Stocks, funds, ETFsInvesting in the stock market is considered particularly attractive. Especially during inflation and when central banks are printing new money, the stock market should rise. You can either invest directly in individual stocks or via investment funds or ETFs in stock indices. The main advantage of funds and ETFs is the diversification of risk, as investments can be made directly in entire indices or markets. Funds sometimes also mix in bonds or currencies for further diversification. However, it is important to carefully analyze the costs in order to achieve a return above the inflation rate after deducting all expenses.

Conclusion on the inflation rate

In the ten years since the 2008 financial crisis, consumer prices have risen steadily. The reason for this is inflation. Behind this is a term from economics. With inflation, the prices of goods and services rise permanently. On the other hand, there is deflation, in which prices fall permanently.

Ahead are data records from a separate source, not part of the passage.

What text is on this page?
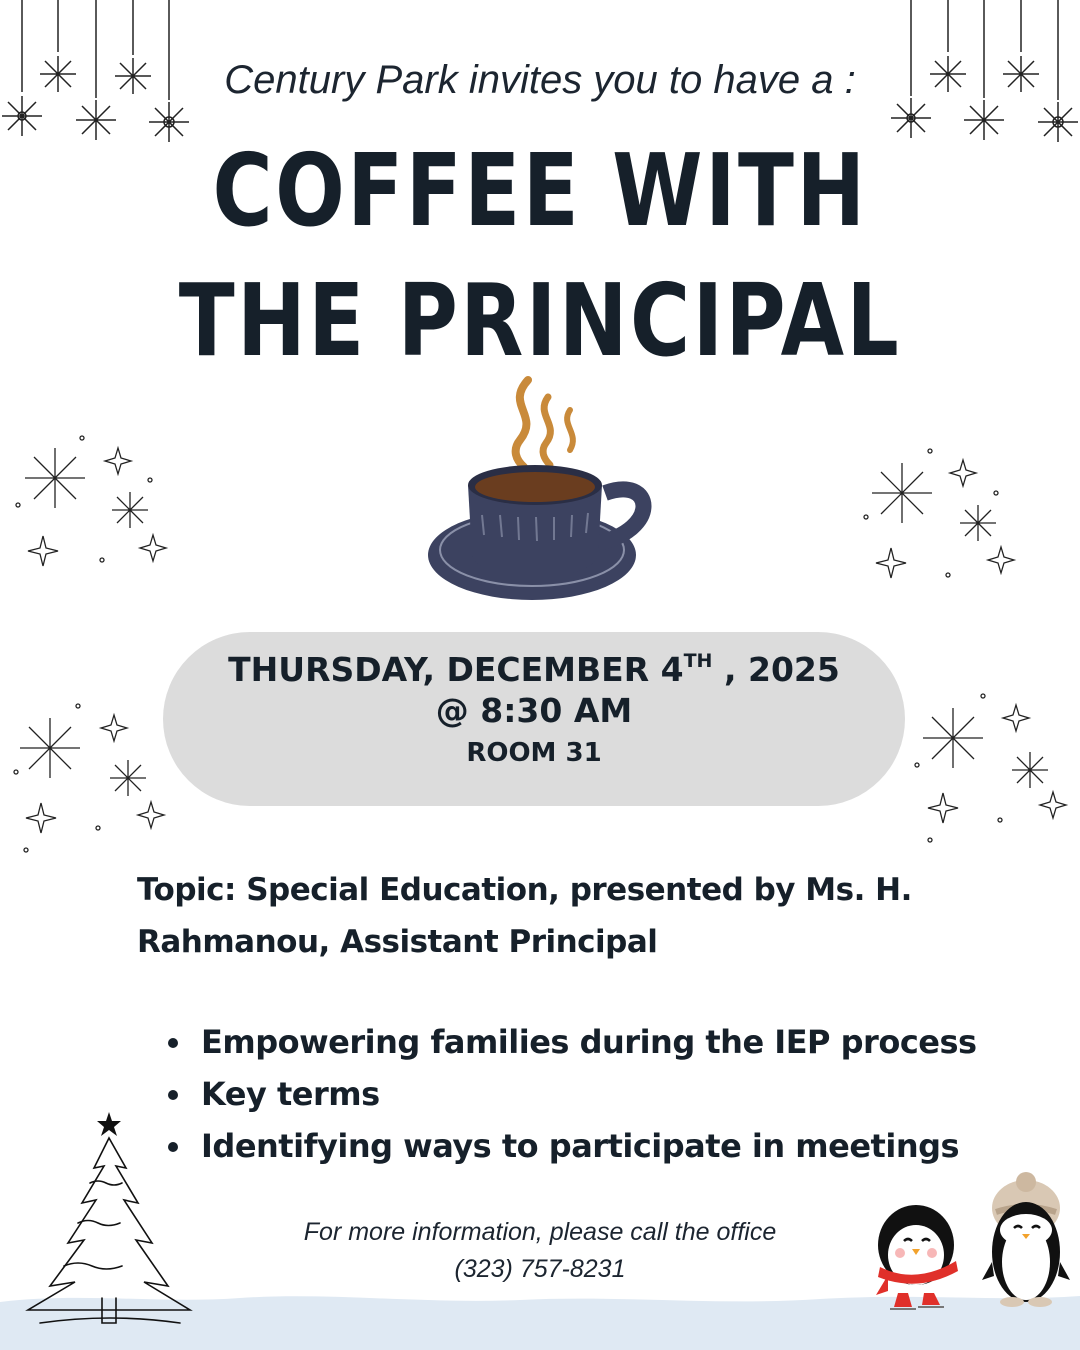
Century Park invites you to have a :
COFFEE WITH
THE PRINCIPAL
THURSDAY, DECEMBER 4TH , 2025
@ 8:30 AM
ROOM 31
Topic: Special Education, presented by Ms. H. Rahmanou, Assistant Principal
Empowering families during the IEP process
Key terms
Identifying ways to participate in meetings
For more information, please call the office
(323) 757-8231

When it comes to inflation, many people rightly think of negative consequences such as monetary devaluation or loss of purchasing power and the associated danger for savings. There are actually only limited advantages for citizens. Middle-class citizens are particularly hard hit by inflation. For the economy, however, inflation is beneficial to some extent. Businesses benefit from increasing consumer purchases.

The inflation rate indicates the percentage of inflation. However, as long as this is in the desired range at just under 2% (or a little above), there is no need to worry. It is important for investors to find investments whose returns after deducting all costs are above the inflation rate in order to negate the negative consequences as best as possible. This is particularly important for old-age provision.